When I have used my voice in the past, it’s caused me great pain. It’s evoked great pain to others. And I’m not just talking about singing.
But my voice has also brought joy and catharsis. Sometimes in the very same moments it brings pain. And I cannot live as a human without all of that, because that is at the complicated, beautiful heart of existing. Singing, writing, existing, owning, and living in the truth of this voice will always have both. A spectrum of it all, if you will. That is life’s very essence. In metaphor, it’s universal. I just have to do my best to stay true to my voice as a part of the whole of it: witness it and the voices of others, and learn and grow and better shape and wield it. I think that’s, ultimately, what we’re all trying to do, no?
My grandmother always used to say to me “don’t try, just do.” And I never really understood the difference between trying and doing. “Isn’t doing just trying, though?” I would retort, feeling mealy-mouthed as I said it even then. But I get it now: when you try, you’re hedging, in a way. You’re not fully committed because you know you’re still unsure. You’re learning.
But sometimes we don’t have the opportunity to learn first. We learn in the doing. And to do something, you have to fully commit to it before you know what the fuck is going on. You have to dive in and just go. Be. Do. Ride the wave. You’re not observing on the peripheral as much as when you’re trying. When you’re doing, you’re in it, you’re going, and every part of you is working in tandem. Doing is full-bodied, full-throated stuff. It is singing at the top of your lungs, once more with feeling. Trying is a whisper while you practice. It’s not work, it’s pre-work. And really living takes work.

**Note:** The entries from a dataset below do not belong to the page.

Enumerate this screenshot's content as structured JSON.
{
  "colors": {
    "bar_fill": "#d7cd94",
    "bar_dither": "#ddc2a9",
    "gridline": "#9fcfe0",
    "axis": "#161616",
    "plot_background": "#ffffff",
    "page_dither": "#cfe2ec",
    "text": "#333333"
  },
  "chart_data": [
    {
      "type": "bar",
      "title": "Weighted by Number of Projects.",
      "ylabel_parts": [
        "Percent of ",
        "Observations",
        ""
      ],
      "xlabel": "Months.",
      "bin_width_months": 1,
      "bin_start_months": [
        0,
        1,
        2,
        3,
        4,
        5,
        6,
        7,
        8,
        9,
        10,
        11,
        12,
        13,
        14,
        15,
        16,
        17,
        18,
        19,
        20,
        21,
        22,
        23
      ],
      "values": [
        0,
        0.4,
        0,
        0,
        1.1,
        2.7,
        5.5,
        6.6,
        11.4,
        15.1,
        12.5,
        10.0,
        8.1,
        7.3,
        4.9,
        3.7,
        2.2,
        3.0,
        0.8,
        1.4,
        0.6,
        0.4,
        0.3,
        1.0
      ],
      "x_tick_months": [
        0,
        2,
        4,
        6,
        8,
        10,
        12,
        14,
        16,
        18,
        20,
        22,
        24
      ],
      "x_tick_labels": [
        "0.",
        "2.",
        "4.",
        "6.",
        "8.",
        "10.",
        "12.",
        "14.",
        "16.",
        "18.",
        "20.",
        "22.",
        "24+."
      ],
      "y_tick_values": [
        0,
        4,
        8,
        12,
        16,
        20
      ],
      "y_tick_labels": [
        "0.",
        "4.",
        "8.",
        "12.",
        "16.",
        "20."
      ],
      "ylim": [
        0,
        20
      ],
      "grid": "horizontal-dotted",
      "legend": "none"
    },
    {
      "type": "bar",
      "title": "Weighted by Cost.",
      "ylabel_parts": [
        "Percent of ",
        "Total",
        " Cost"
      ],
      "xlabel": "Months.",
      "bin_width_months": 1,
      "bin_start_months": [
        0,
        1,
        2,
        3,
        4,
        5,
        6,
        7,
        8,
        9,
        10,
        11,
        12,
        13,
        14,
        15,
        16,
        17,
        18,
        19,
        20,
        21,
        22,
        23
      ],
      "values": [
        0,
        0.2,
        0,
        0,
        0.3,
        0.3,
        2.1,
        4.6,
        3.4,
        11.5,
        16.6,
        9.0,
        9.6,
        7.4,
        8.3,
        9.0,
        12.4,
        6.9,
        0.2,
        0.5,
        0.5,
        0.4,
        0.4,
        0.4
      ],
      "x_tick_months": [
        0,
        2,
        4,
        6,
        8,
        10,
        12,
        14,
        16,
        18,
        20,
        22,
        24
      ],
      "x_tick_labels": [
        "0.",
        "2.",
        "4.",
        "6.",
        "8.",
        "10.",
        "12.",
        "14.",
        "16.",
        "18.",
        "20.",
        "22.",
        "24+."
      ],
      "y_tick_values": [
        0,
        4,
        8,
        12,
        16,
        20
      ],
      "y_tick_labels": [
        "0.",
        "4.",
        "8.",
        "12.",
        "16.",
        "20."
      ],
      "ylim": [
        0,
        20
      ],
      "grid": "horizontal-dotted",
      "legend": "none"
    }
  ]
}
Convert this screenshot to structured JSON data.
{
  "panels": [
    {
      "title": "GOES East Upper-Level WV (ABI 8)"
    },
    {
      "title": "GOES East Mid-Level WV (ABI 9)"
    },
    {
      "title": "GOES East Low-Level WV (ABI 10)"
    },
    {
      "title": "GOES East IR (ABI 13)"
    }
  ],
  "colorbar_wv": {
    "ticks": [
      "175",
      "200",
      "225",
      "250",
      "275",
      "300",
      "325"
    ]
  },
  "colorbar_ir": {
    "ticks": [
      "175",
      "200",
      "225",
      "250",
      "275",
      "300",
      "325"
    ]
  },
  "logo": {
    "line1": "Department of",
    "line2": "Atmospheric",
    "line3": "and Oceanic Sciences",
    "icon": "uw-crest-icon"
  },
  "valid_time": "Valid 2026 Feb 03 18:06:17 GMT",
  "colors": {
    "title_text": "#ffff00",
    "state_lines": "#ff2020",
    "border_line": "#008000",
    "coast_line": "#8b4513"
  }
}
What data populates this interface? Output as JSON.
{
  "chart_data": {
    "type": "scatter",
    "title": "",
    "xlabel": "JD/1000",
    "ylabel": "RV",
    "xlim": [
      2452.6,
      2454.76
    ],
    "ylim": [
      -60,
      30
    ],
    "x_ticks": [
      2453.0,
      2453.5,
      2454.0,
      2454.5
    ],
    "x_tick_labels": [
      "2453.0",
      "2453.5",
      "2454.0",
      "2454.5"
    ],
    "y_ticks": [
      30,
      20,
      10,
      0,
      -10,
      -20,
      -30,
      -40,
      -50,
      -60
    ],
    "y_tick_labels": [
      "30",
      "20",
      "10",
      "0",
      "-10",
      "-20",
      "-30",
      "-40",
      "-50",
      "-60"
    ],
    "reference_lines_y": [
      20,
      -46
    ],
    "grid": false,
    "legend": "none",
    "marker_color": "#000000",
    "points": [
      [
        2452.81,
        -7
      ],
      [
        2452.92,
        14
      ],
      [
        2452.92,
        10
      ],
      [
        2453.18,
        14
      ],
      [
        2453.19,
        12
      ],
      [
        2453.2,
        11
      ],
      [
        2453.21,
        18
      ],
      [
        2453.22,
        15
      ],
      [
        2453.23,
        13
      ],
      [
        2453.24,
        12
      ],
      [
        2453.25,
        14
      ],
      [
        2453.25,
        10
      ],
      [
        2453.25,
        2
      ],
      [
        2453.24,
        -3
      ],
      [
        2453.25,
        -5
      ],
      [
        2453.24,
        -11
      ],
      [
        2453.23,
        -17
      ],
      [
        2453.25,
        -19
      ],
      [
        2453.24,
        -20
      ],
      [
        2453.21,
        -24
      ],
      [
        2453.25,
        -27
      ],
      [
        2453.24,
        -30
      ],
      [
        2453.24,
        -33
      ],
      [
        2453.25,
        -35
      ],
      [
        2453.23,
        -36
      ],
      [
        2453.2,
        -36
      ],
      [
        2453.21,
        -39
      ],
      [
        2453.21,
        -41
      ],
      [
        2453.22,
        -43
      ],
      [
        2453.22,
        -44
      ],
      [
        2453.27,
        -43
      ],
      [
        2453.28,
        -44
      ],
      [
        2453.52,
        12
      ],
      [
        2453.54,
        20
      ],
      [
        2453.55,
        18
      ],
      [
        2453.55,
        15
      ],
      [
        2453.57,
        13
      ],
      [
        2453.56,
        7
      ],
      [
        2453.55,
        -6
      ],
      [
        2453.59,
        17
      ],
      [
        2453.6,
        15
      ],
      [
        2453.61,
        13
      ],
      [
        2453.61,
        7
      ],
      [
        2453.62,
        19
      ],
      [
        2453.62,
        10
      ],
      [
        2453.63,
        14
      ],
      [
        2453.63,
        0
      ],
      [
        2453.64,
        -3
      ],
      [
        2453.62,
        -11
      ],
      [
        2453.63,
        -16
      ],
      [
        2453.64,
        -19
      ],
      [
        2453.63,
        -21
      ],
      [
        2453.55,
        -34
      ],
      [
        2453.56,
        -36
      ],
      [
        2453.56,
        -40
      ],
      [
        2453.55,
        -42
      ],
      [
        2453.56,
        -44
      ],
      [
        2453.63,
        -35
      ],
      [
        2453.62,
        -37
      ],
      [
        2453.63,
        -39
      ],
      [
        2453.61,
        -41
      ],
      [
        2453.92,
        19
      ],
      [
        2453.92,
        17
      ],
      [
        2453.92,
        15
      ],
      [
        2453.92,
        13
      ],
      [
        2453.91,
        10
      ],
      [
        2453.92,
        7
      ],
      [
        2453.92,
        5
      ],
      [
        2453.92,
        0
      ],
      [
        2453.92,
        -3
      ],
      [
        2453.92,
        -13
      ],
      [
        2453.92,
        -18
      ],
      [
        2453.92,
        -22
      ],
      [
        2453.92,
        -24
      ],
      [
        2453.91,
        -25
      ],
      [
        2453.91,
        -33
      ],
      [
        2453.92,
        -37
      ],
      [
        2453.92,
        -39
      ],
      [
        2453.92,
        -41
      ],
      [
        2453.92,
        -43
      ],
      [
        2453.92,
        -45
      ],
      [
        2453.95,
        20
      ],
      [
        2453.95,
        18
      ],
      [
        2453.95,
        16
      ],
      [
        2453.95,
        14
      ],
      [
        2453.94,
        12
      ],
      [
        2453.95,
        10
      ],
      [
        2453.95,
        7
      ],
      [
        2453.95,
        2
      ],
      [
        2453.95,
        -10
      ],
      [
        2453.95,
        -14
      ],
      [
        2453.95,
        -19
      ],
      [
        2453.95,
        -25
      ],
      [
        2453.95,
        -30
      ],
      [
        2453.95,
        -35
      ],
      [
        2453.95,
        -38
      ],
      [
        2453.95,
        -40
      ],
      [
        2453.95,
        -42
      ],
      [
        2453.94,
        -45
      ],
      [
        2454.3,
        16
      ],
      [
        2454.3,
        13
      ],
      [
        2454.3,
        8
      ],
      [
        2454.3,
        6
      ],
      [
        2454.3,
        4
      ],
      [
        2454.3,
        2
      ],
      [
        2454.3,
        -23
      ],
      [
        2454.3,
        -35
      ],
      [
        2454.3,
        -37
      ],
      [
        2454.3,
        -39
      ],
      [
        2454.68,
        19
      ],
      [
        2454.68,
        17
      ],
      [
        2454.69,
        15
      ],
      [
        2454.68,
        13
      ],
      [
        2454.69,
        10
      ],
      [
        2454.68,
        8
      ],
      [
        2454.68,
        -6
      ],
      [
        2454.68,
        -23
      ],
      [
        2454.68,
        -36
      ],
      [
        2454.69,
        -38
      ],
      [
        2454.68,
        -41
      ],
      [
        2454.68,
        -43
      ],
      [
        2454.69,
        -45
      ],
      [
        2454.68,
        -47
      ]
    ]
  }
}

I’m so glad I’m doing now instead of trying. Trying can be…trying. I used to be such a try-hard. I tried so hard to make the voices I’d internalized sing like mine! And for awhile, you know, I was moderately successful at it. I think lots of people could convince themselves that this is how you make a pleasing melody and find your voice, at least for a little while. Especially if you’re constantly told that your voice is too loud and too much and needs too much attention.
Cornily enough, I feel my voice getting stronger with every stroke of the key, every moment I decide to take up space and show my “too much-ness” off. I can hear the voice in my head saying these words, humming a melody, ready to break out into song, getting louder. My song. Because that voice is me, and there’s so much strength there if I just let it be. And we all learn the words as we go.